Studying the law of sanctions also reveals how the United States (and to a lesser extent the European Union) is capable of exploiting the expansion and globalization of its financial system during (and thanks to) neoliberalism in order to pursue its geopolitical goals. Such analysis can help us identify important shifts in how material and legal asymmetries evolve on a global level. The most instructive example here is the turn from traditional trade embargoes, such as in the cases of Cuba or Iraq, to finance as the locus of economic coercion. Starting with Iran in 2011, the United States has internalized the critique that trade sanctions are generally ineffective and has instead used the centrality of its financial system to block and penalize transactions with its geopolitical rivals. It is partly this malleability that leads Eva Nanopoulos to argue in her intervention against a critique of sanctions that hinges on (in)effectiveness and to instead prioritize an analysis of sanctions as (structural) violence.

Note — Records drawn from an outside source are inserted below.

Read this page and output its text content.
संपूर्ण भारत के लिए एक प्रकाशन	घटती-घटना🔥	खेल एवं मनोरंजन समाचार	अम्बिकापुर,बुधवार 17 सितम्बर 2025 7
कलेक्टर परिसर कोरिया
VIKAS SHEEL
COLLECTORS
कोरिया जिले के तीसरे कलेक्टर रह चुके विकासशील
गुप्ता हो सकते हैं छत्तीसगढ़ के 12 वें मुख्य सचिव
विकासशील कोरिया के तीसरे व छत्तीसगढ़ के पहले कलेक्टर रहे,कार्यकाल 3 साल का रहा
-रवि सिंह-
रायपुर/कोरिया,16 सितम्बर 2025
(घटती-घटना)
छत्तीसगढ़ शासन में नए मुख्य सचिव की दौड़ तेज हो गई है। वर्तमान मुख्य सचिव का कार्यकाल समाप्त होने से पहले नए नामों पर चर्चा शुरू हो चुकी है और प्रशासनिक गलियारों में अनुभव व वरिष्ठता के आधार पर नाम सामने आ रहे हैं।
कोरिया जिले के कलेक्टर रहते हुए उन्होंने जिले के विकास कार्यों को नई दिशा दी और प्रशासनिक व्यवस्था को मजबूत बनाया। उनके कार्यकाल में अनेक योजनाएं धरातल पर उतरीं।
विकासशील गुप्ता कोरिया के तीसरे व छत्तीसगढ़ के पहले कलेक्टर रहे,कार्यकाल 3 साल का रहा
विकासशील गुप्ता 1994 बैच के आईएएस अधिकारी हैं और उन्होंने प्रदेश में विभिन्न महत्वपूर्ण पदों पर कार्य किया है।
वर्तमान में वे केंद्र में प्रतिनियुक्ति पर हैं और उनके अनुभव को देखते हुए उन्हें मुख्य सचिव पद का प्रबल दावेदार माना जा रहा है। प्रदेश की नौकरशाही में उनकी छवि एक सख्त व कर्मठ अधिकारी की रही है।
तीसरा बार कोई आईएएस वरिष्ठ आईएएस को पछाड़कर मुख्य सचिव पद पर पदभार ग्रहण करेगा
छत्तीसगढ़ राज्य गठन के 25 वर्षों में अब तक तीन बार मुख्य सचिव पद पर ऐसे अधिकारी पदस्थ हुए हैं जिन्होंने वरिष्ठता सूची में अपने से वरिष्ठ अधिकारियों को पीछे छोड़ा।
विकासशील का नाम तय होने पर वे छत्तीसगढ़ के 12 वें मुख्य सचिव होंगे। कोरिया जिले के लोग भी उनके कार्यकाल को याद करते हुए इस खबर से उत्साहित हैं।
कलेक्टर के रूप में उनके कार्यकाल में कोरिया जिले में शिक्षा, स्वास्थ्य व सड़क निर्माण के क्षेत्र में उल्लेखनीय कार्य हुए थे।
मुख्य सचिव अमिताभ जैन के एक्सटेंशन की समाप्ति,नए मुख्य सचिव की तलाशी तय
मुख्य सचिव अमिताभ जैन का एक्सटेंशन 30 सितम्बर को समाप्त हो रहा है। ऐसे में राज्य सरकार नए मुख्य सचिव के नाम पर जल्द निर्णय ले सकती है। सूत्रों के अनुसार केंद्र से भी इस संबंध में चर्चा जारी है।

The pivot toward financial sanctions in particular raises urgent questions for TWAIL and LPE alike about the (under-explored) role of money and finance in the construction of modern imperialism and its legal dimensions. It is, then, no coincidence that, as Maryam Jamshidi and Ntina Tzouvala argue in their contributions, the handling and potential confiscation of sanctioned assets have emerged as central topics in contemporary legal and political debate, as attempts to expand the reach and depth of sanctions encounter the legal, political, and economic limits of their world-making ambition. Indeed, while this Symposium intends to highlight the potency of sanctions, it also aims to highlight their limitations as a means of coercion as the global economic and political order transitions toward multilateralism. In this respect, our legal analysis and advocacy should neither underestimate sanctions nor lose sight of the degree to which legalized imperialism remains contested and contestable.